Why did you feel it was important to write a book that amplifies the voice of indigenous conservationists?
As someone who is involved in the climate change movement and who has family that is experiencing climate change in other countries, I am a big believer in climate justice. I found it frustrating that the same small group of people were getting a platform from the mainstream media over and over again, and none of them were from the Global South or from Indigenous communities, so I thought, fine, I’ll do it myself, and decided to amplify the voices of people all over the world. One of the things I wanted to do in particular was seek out the voices of people of colour and Indigenous activists because they are disproportionately affected by climate change, and yet we aren’t given the opportunity to hear from these people.
Did you find it challenging writing a collaborative book during lockdown?
Yes, as I would have really liked to meet the other environmental activists in person. But the book has a global perspective, and many of the interviews would have taken place over the phone or via the internet regardless of the Covid-19 pandemic. I think lockdown gave everyone the chance to slow down and reflect on climate change. For me, it proved that some governments are willing to act in extraordinary ways to protect the well-being of their citizens, and I believe that the impending environmental crisis demands no less action.
Can you tell us about one of the activists featured in your book that left you feeling particularly inspired?
They all inspired me in different ways, but Archana Soreng was particularly inspiring.

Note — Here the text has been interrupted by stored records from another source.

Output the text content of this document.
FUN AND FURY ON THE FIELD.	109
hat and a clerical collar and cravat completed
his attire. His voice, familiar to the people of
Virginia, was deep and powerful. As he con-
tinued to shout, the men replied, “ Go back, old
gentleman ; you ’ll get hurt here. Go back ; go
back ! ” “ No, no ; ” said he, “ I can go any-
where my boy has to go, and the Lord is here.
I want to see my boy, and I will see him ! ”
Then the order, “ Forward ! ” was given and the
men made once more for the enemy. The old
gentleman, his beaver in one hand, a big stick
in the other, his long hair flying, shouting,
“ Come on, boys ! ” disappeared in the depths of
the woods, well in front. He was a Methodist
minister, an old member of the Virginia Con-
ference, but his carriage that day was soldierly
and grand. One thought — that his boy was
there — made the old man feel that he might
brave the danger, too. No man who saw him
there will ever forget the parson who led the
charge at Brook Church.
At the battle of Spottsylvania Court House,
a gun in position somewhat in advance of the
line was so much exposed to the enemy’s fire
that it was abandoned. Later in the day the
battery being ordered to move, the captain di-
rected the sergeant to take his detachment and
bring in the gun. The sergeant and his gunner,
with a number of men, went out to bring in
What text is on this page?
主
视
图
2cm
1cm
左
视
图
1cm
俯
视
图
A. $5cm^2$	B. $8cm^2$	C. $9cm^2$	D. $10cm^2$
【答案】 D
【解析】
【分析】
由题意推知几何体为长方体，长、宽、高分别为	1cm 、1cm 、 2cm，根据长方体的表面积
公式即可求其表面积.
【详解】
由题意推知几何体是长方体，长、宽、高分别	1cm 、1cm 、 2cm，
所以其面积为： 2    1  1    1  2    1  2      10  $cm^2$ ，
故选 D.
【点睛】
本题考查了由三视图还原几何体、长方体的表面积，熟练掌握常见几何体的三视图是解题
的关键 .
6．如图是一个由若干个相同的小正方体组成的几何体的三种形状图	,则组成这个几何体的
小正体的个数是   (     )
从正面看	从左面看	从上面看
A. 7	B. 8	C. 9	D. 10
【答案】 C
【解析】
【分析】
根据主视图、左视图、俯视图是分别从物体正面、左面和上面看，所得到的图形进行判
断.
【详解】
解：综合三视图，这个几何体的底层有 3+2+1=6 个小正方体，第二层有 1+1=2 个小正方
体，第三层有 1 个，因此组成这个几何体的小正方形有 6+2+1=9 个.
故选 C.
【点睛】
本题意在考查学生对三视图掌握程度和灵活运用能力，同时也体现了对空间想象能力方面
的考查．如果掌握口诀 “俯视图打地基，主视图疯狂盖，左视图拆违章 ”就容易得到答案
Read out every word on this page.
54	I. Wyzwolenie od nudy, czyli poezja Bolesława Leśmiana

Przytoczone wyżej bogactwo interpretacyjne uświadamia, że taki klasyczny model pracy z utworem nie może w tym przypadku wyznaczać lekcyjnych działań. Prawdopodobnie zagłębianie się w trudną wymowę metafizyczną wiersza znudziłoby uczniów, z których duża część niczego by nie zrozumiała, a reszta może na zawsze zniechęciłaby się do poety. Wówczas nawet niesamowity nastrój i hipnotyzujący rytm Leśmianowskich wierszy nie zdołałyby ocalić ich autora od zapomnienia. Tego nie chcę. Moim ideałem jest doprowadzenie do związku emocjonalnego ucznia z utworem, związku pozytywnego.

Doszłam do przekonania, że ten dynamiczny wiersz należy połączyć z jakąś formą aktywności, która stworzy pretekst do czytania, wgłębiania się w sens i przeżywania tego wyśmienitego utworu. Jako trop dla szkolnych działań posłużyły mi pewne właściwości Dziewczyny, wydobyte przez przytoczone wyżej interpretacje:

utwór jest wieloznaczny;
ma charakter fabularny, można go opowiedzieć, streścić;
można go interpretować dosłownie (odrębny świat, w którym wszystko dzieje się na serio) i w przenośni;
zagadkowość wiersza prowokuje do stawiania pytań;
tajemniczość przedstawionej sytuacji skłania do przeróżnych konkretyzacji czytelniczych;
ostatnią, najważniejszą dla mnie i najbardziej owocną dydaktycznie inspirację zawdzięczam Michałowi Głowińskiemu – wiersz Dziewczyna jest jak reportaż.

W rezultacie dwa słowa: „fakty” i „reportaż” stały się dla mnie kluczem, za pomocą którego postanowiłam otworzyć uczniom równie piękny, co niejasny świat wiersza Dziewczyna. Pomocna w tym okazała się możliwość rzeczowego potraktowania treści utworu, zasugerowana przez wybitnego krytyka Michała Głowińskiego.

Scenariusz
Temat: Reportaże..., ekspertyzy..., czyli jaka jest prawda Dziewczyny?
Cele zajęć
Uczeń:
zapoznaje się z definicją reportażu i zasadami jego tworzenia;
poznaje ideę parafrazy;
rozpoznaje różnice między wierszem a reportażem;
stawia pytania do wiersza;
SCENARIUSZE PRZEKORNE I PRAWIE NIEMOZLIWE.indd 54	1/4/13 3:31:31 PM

She is an environmental activist belonging to the indigenous Kharia Tribe from Bihabandh Village of Rajgangpur in Sundergarh, Odisha, India. She has dedicated her work to documenting the practices of her community and other tribes in her region and believes that Indigenous, traditional and local communities must be at the centre of nature-based solutions and climate policies.
Apart from your book, do you have recommendations for where people can go to hear more from indigenous people on the front line of the climate crisis?
You’re currently at university. What are you studying, and why did you choose that subject?
I am studying HSPS (Human, Social and Political Sciences) at the University of Cambridge. This includes politics and international relations, social anthropology and sociology which fits in with my wide range of passions. I hope to improve my analytical and critical skills, multicultural sensitivity and have an even stronger international outlook on the world.